We sat down at the long polished oak table which must have seen so much sport to a printed menu promising two flights of whites blind before we got to what he described as 'Quaffing white – Marquis de Laguiche 1994 en magnum'. The first four were obviously Hunter Semillons with one much younger than the others – a 1997 Tyrrell's, probably the one we'd just awarded a trophy to. Also 1983 and 1984 Rothbury (a wine he'd urged me to buy to mark our son's birth year – we did of course but I'm afraid consumed it long ago). This particular bottling smelt a little decayed. Was it corked, Halliday and I ventured timidly, knowing Len's close relationship with Amorim. 'Wet cork', barked Len.
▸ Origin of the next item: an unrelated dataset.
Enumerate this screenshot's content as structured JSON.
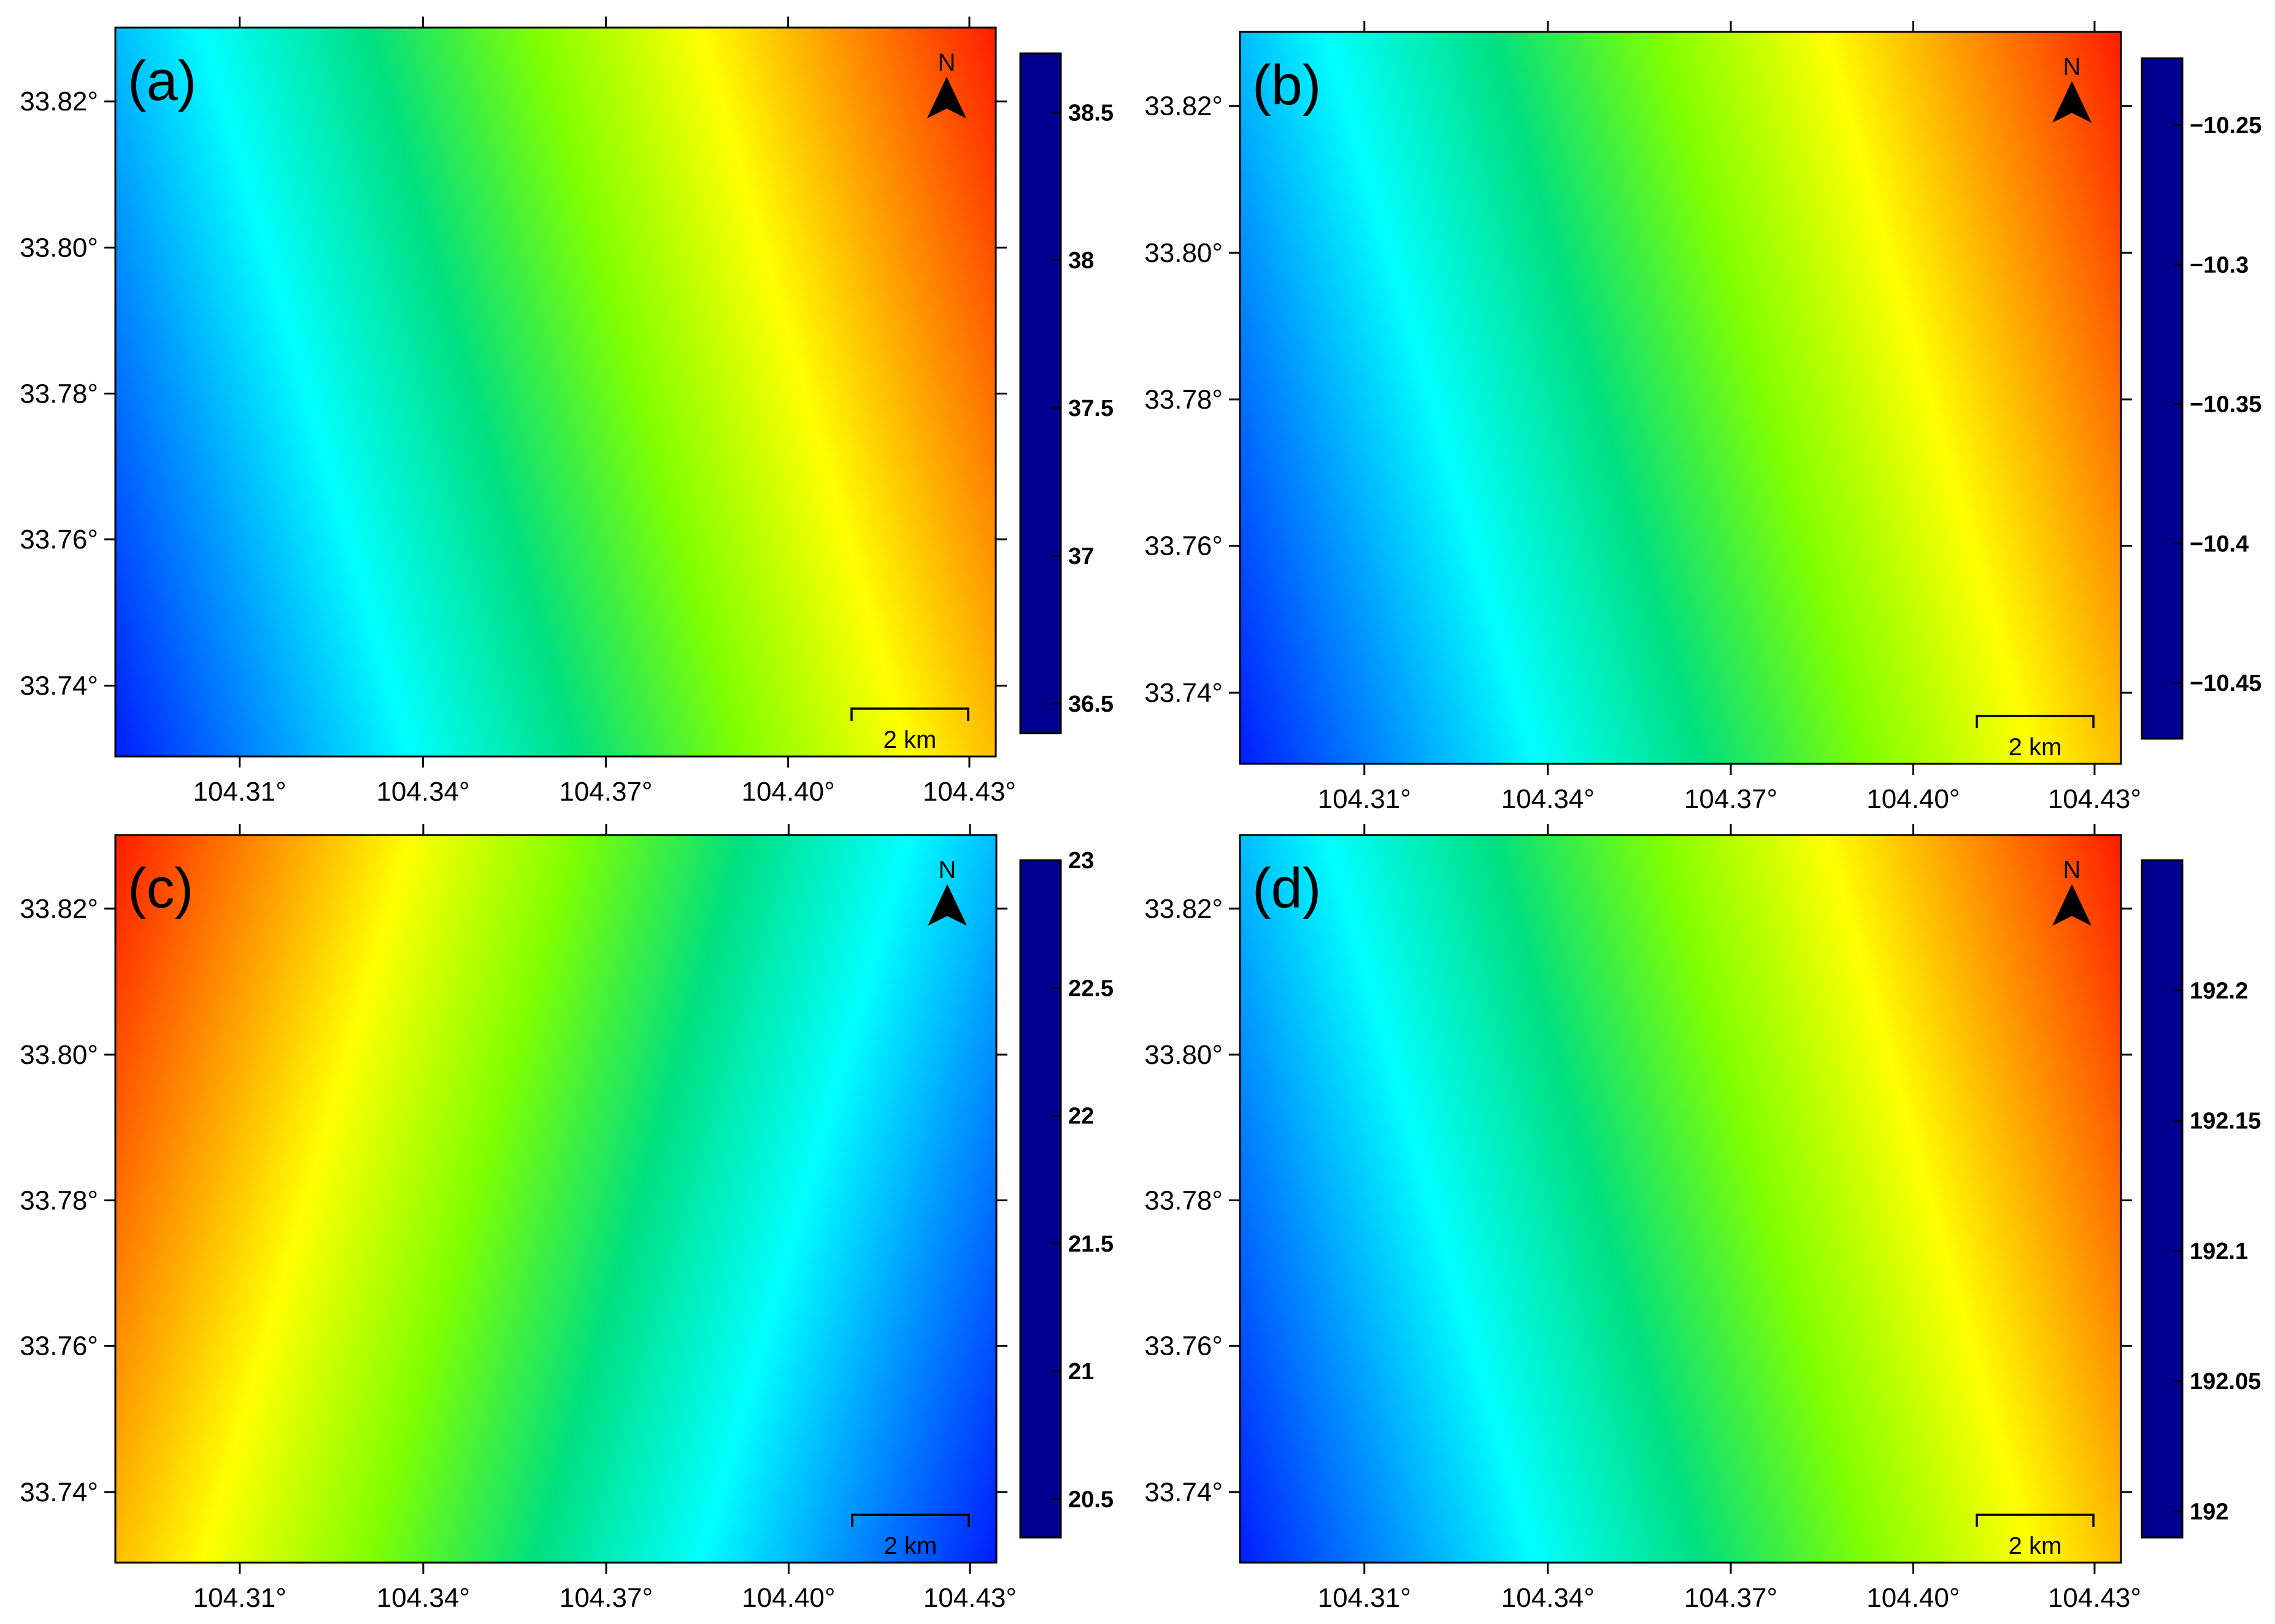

The 1983 McWilliams Mount Pleasant was also a little flabby by now but I really liked the 1983 Rothbury, a very rich, round drink, even if for James it was not pure and austere enough.

Some sauteed scallops and sea perch with seafood broth was served at this point, along with three more mystery whites which seemed to me definitely different from the Semillons but Len loved watching me being persuaded they were indeed Hunter Sems, before revealing them as three Hunter Chardonnays, an excellent and still youthful Tyrrell's Vat 27 1989, a slightly stinky 1985 Rothbury and a lovely 1982 Rothbury – tangy and complete. Then we were allowed to get our teeth into the Montrachet.

Len's menu next lists 'Sorbet (No Sorbet)'. Very wise. A beautiful braised oxtail and ox tongue followed – a very Len (and Nick) type dish with two much admired Victorian Pinots, a lively and fine Bannockburn 2004 (on the cusp of Gary Farr and his successor) and the Coldstream Hills Reserve 1992, which James Halliday has realised is so good he is now buying back his own wine at auction.

This was just a prelude to Len's array of six great Australian reds, however – all served blind. My notes show serious deterioration at this point but Len loved listening to us floundering around, providing us with a list of all six regions. The Lindemans 1983 Hunter provided by Riggsy was in suitably good condition: sweet, rich and animal. The Redman 1971 Coonawarra was corked (oh dear). The Eileen Hardy 1970 McLaren Vale was a little bit syrupy but marvellously complete. I found the Preece 1964 Great Western a little tart, while the Saltram 1958 Barossa reminded me a bit of a Reynella 1938 McLaren Vale served at the judges' dinner the night before (very intense, almost porty) and finally there was a very jolly, rich Metala Stonyfell 1957 Langhorne Creek.

This was far from the first time that Len had taken my Australian wine education in hand. There was a marvellous tasting he held, in the 1980s I think, at the Capital in London of great old bottles to demonstrate to us UK wine writers that Australia made great wines as well as good value ones. We need a similar exercise today – though no one could possibly conduct it as convincingly and pugnaciously as Len.

He listed 1983 Grange on his menu as a bonne bouche but couldn't resist serving a 1972 alongside it too. Local cheese was followed by Rieussec 1975 and, at what he claimed was my insistence (ha!), both Chambers Rare Muscat and Rare Tokay, Australian treasures both – like the man who so gleefully poured them, rollling away to his wine bothy in between courses.

He showed absolutely no sign of any weakness and had recently claimed that his recent triple bypass operation had delivered him a whole new lease of life, and made him realise how crook he had been beforehand. He is already being missed.